Я поспешно обернулась к первому, на кого упал взгляд. Это оказался тощий парень в расстегнутой на груди рубашке. Грудь была ничего себе, загорелая, выпуклая, и на ней лежала цепочка с пацификом. По обе стороны от подвески, будто два куска куриного филе, красовались плоские загорелые мышцы. Я подняла глаза, заранее предположив, что у него, как положено старому хиппи, длинные волосы, но стрижка оказалась короткой, светлым ежиком. Лицо было таким же заметным, как грудь: клювастый нос, светло-карие глаза, неуверенно встретившие мой взгляд.

— Крутая вечеринка, — заговорил он.

— Не такая уж крутая.

Меня переполняла неприязнь, и я сознавала, что несправедливо срывать на парне досаду, оставшуюся во мне, когда Роберт повернулся ко мне спиной.

— Да, мне тоже не нравится.

Парень со смешком передернул плечами, мышцы на миг спрятались. Он был моложе, чем мне показалось, моложе меня. Улыбался он дружелюбно, и светлые глаза заблестели ярче. А я разозлилась еще сильнее. Ясно, он слишком крут, чтобы одобрить любое собрание человеческих существ или по крайней мере чтобы в том признаться вопреки чужому мнению.

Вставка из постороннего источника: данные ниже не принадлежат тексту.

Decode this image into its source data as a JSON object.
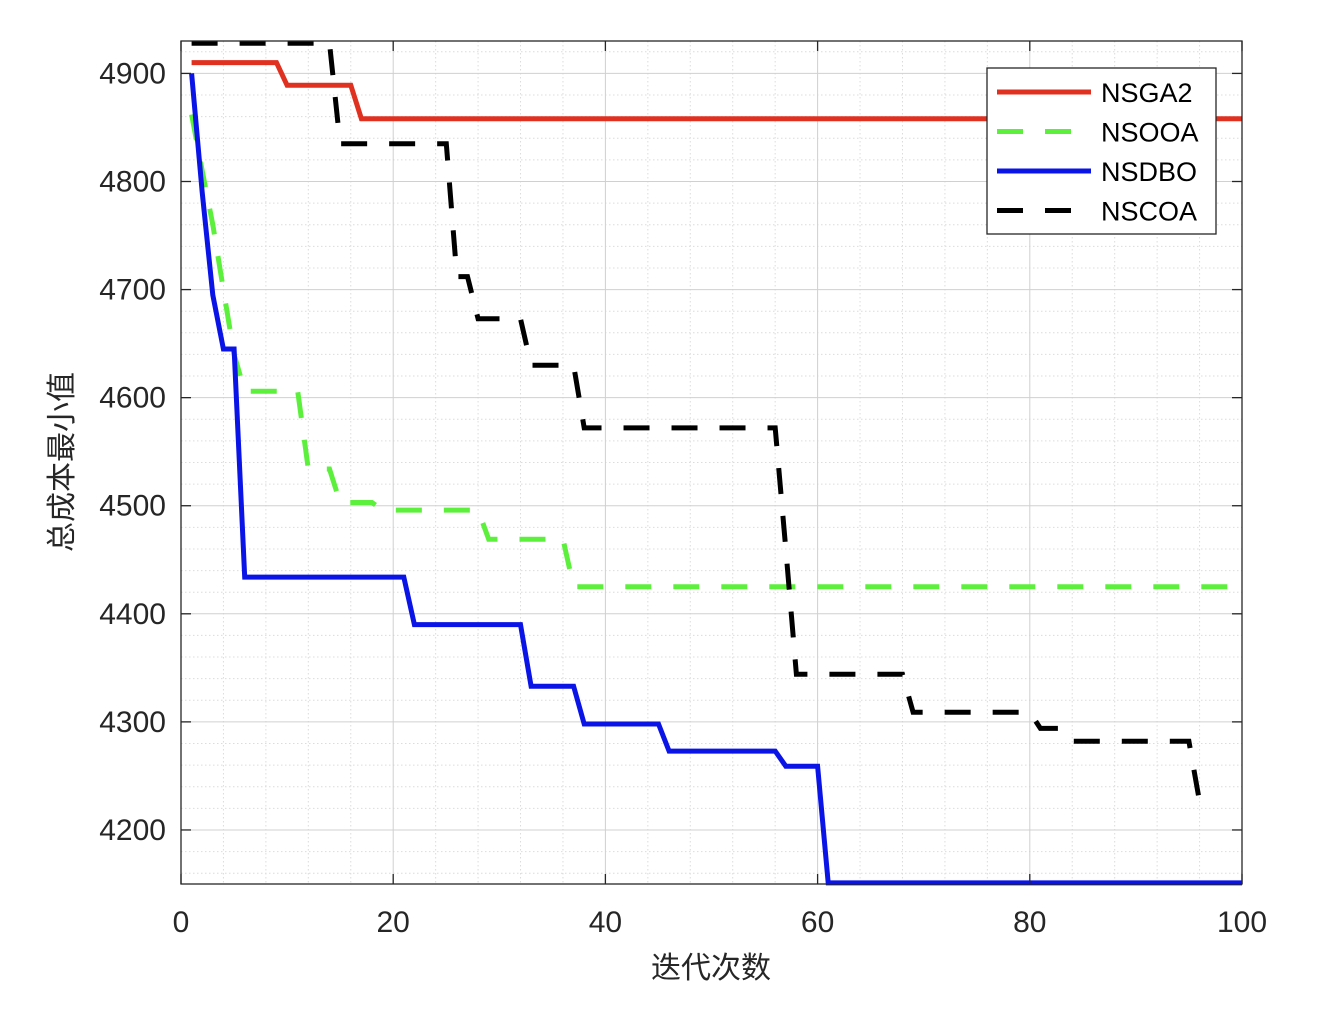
{
  "chart_data": {
    "type": "line",
    "xlabel": "迭代次数",
    "ylabel": "总成本最小值",
    "xlim": [
      0,
      100
    ],
    "ylim": [
      4150,
      4930
    ],
    "xticks": [
      0,
      20,
      40,
      60,
      80,
      100
    ],
    "yticks": [
      4200,
      4300,
      4400,
      4500,
      4600,
      4700,
      4800,
      4900
    ],
    "grid": true,
    "minor_grid": true,
    "legend_position": "top-right",
    "series": [
      {
        "name": "NSGA2",
        "color": "#e03020",
        "style": "solid",
        "points": [
          [
            1,
            4910
          ],
          [
            9,
            4910
          ],
          [
            10,
            4889
          ],
          [
            16,
            4889
          ],
          [
            17,
            4858
          ],
          [
            100,
            4858
          ]
        ]
      },
      {
        "name": "NSOOA",
        "color": "#5cf03c",
        "style": "dashed",
        "points": [
          [
            1,
            4862
          ],
          [
            2,
            4810
          ],
          [
            3,
            4760
          ],
          [
            4,
            4700
          ],
          [
            5,
            4640
          ],
          [
            6,
            4606
          ],
          [
            11,
            4606
          ],
          [
            12,
            4534
          ],
          [
            14,
            4534
          ],
          [
            15,
            4503
          ],
          [
            18,
            4503
          ],
          [
            19,
            4496
          ],
          [
            28,
            4496
          ],
          [
            29,
            4469
          ],
          [
            36,
            4469
          ],
          [
            37,
            4425
          ],
          [
            100,
            4425
          ]
        ]
      },
      {
        "name": "NSDBO",
        "color": "#0a14e6",
        "style": "solid",
        "points": [
          [
            1,
            4900
          ],
          [
            2,
            4790
          ],
          [
            3,
            4695
          ],
          [
            4,
            4645
          ],
          [
            5,
            4645
          ],
          [
            6,
            4434
          ],
          [
            21,
            4434
          ],
          [
            22,
            4390
          ],
          [
            32,
            4390
          ],
          [
            33,
            4333
          ],
          [
            37,
            4333
          ],
          [
            38,
            4298
          ],
          [
            45,
            4298
          ],
          [
            46,
            4273
          ],
          [
            56,
            4273
          ],
          [
            57,
            4259
          ],
          [
            60,
            4259
          ],
          [
            61,
            4151
          ],
          [
            100,
            4151
          ]
        ]
      },
      {
        "name": "NSCOA",
        "color": "#000000",
        "style": "dashed",
        "points": [
          [
            1,
            4928
          ],
          [
            14,
            4928
          ],
          [
            15,
            4835
          ],
          [
            25,
            4835
          ],
          [
            26,
            4712
          ],
          [
            27,
            4712
          ],
          [
            28,
            4673
          ],
          [
            32,
            4673
          ],
          [
            33,
            4630
          ],
          [
            37,
            4630
          ],
          [
            38,
            4572
          ],
          [
            56,
            4572
          ],
          [
            57,
            4460
          ],
          [
            58,
            4344
          ],
          [
            68,
            4344
          ],
          [
            69,
            4309
          ],
          [
            80,
            4309
          ],
          [
            81,
            4294
          ],
          [
            83,
            4294
          ],
          [
            84,
            4282
          ],
          [
            95,
            4282
          ],
          [
            96,
            4226
          ],
          [
            97,
            4226
          ]
        ]
      }
    ]
  }
}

— Здравствуйте, я — Фрэнк.

Он протянул руку, и вся крутизна мигом слетела с него: благовоспитанный маменькин сынок. Перемена обезоруживала своей неожиданностью. В нем было почтение к моим годам и мелькнувший интерес: лет на шесть старше, но сексуальная. Я не могла не оценить его умение восхищаться. Он как будто распознал во мне тридцатилетнюю, и его теплое рукопожатие говорило, что он любит тридцатилетних, очень любит. Я удержалась от смеха.

— Мэри Бертисон, — представилась я.

Краем глаза я снова увидела Роберта. Он пробирался к дверям навстречу кому-то еще. Я не обернулась ему вслед. Волосы мои падали завесой, защищали меня.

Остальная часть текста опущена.